How does seeing affect our astrophotos? What effect does the blurring effect of Earth's atmosphere have on our deep-sky, planetary and lunar images?
If we lived on a planet without an atmosphere, we would certainly be able to capture clearer images of the night sky. Starlight would appear as sharp as our astrophotography instruments are able to deliver.
But since Earth does have an atmosphere, starlight wobbles as it passes through fast-moving regions of differing density and temperature – an effect known as ‘seeing’.
Over the course of a long exposure, the wobbles add up.
Atmospheric seeing is quantitatively measured by a value known as ‘full width at half maximum’ (FWHM).
This value describes the highest resolution that you can expect to obtain on a particular night, if you take into consideration the interference introduced by atmospheric turbulence.

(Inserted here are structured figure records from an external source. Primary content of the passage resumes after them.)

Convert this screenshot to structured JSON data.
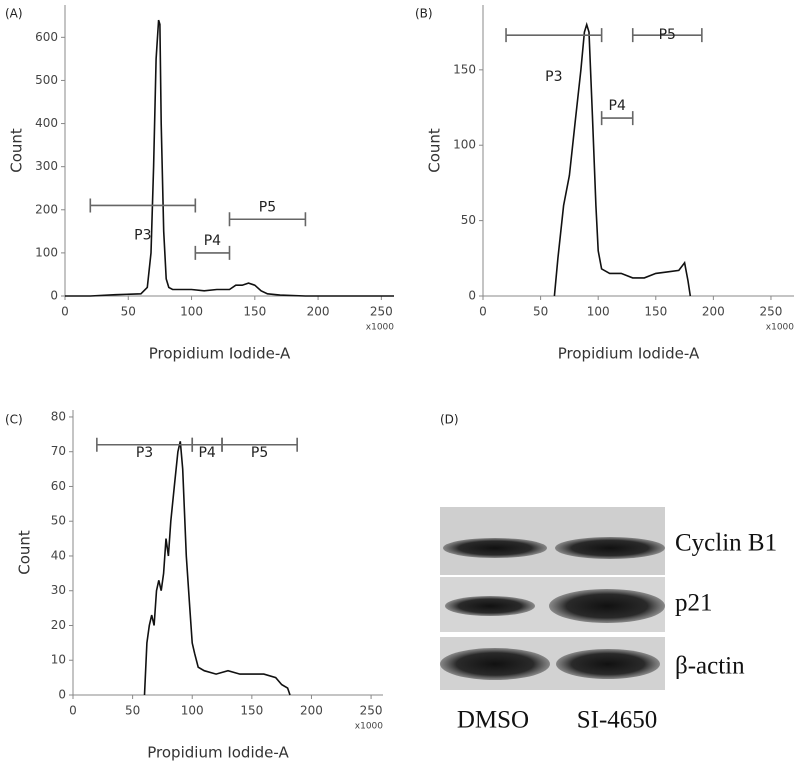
{
  "chart_data": [
    {
      "panel": "(A)",
      "type": "line",
      "x_label": "Propidium Iodide-A",
      "x_unit": "x1000",
      "y_label": "Count",
      "xlim": [
        0,
        260
      ],
      "ylim": [
        0,
        675
      ],
      "xticks": [
        0,
        50,
        100,
        150,
        200,
        250
      ],
      "yticks": [
        0,
        100,
        200,
        300,
        400,
        500,
        600
      ],
      "series": [
        {
          "color": "#111111",
          "x": [
            0,
            20,
            40,
            60,
            65,
            68,
            70,
            72,
            74,
            75,
            76,
            78,
            80,
            82,
            85,
            90,
            100,
            110,
            120,
            130,
            135,
            140,
            145,
            150,
            155,
            160,
            170,
            190,
            260
          ],
          "values": [
            0,
            0,
            3,
            5,
            20,
            100,
            300,
            550,
            640,
            630,
            400,
            150,
            40,
            20,
            15,
            15,
            15,
            12,
            15,
            15,
            25,
            25,
            30,
            25,
            12,
            5,
            2,
            0,
            0
          ]
        }
      ],
      "gates": [
        {
          "label": "P3",
          "x": [
            20,
            103
          ],
          "y": 210
        },
        {
          "label": "P4",
          "x": [
            103,
            130
          ],
          "y": 100
        },
        {
          "label": "P5",
          "x": [
            130,
            190
          ],
          "y": 178
        }
      ]
    },
    {
      "panel": "(B)",
      "type": "line",
      "x_label": "Propidium Iodide-A",
      "x_unit": "x1000",
      "y_label": "Count",
      "xlim": [
        0,
        270
      ],
      "ylim": [
        0,
        193
      ],
      "xticks": [
        0,
        50,
        100,
        150,
        200,
        250
      ],
      "yticks": [
        0,
        50,
        100,
        150
      ],
      "series": [
        {
          "color": "#111111",
          "x": [
            62,
            65,
            70,
            75,
            80,
            85,
            88,
            90,
            92,
            95,
            98,
            100,
            103,
            110,
            120,
            130,
            140,
            150,
            160,
            170,
            175,
            178,
            180
          ],
          "values": [
            0,
            25,
            60,
            80,
            115,
            150,
            175,
            180,
            175,
            120,
            60,
            30,
            18,
            15,
            15,
            12,
            12,
            15,
            16,
            17,
            22,
            10,
            0
          ]
        }
      ],
      "gates": [
        {
          "label": "P3",
          "x": [
            20,
            103
          ],
          "y": 173
        },
        {
          "label": "P4",
          "x": [
            103,
            130
          ],
          "y": 118
        },
        {
          "label": "P5",
          "x": [
            130,
            190
          ],
          "y": 173
        }
      ]
    },
    {
      "panel": "(C)",
      "type": "line",
      "x_label": "Propidium Iodide-A",
      "x_unit": "x1000",
      "y_label": "Count",
      "xlim": [
        0,
        260
      ],
      "ylim": [
        0,
        82
      ],
      "xticks": [
        0,
        50,
        100,
        150,
        200,
        250
      ],
      "yticks": [
        0,
        10,
        20,
        30,
        40,
        50,
        60,
        70,
        80
      ],
      "series": [
        {
          "color": "#111111",
          "x": [
            60,
            62,
            64,
            66,
            68,
            70,
            72,
            74,
            76,
            78,
            80,
            82,
            85,
            88,
            90,
            92,
            95,
            98,
            100,
            102,
            105,
            110,
            120,
            130,
            140,
            150,
            160,
            170,
            175,
            180,
            182
          ],
          "values": [
            0,
            15,
            20,
            23,
            20,
            30,
            33,
            30,
            35,
            45,
            40,
            50,
            60,
            70,
            73,
            65,
            40,
            25,
            15,
            12,
            8,
            7,
            6,
            7,
            6,
            6,
            6,
            5,
            3,
            2,
            0
          ]
        }
      ],
      "gates": [
        {
          "label": "P3",
          "x": [
            20,
            100
          ],
          "y": 72
        },
        {
          "label": "P4",
          "x": [
            100,
            125
          ],
          "y": 72
        },
        {
          "label": "P5",
          "x": [
            125,
            188
          ],
          "y": 72
        }
      ]
    }
  ],
  "blot": {
    "panel": "(D)",
    "bands": [
      "Cyclin B1",
      "p21",
      "β-actin"
    ],
    "lanes": [
      "DMSO",
      "SI-4650"
    ]
  }
}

The best observatories in the world can experience seeing with a FWHM value of 0.4 arcseconds.
However, for the rest of us this figure is considerably larger and typically in the range of 1.5–4 arcseconds.
High-resolution imaging, whether it’s of the Moon, planets or deep-sky objects, depends on good seeing if you want to capture the sharpest detail.
Lunar and planetary imagers use high frame-rate techniques to reduce seeing effects.
In the case of deep-sky astrophotography, where long exposures are the norm, each element of detail will effectively be blurred by poor seeing.
Seeing only really becomes a critically important issue if your goal is high-resolution deep-sky imaging – in other words, if you’re taking close-up shots of distant deep-sky objects.
For the most part, if you’re taking wide-field images of large deep-sky objects, the effects of poor seeing aren’t all that noticeable.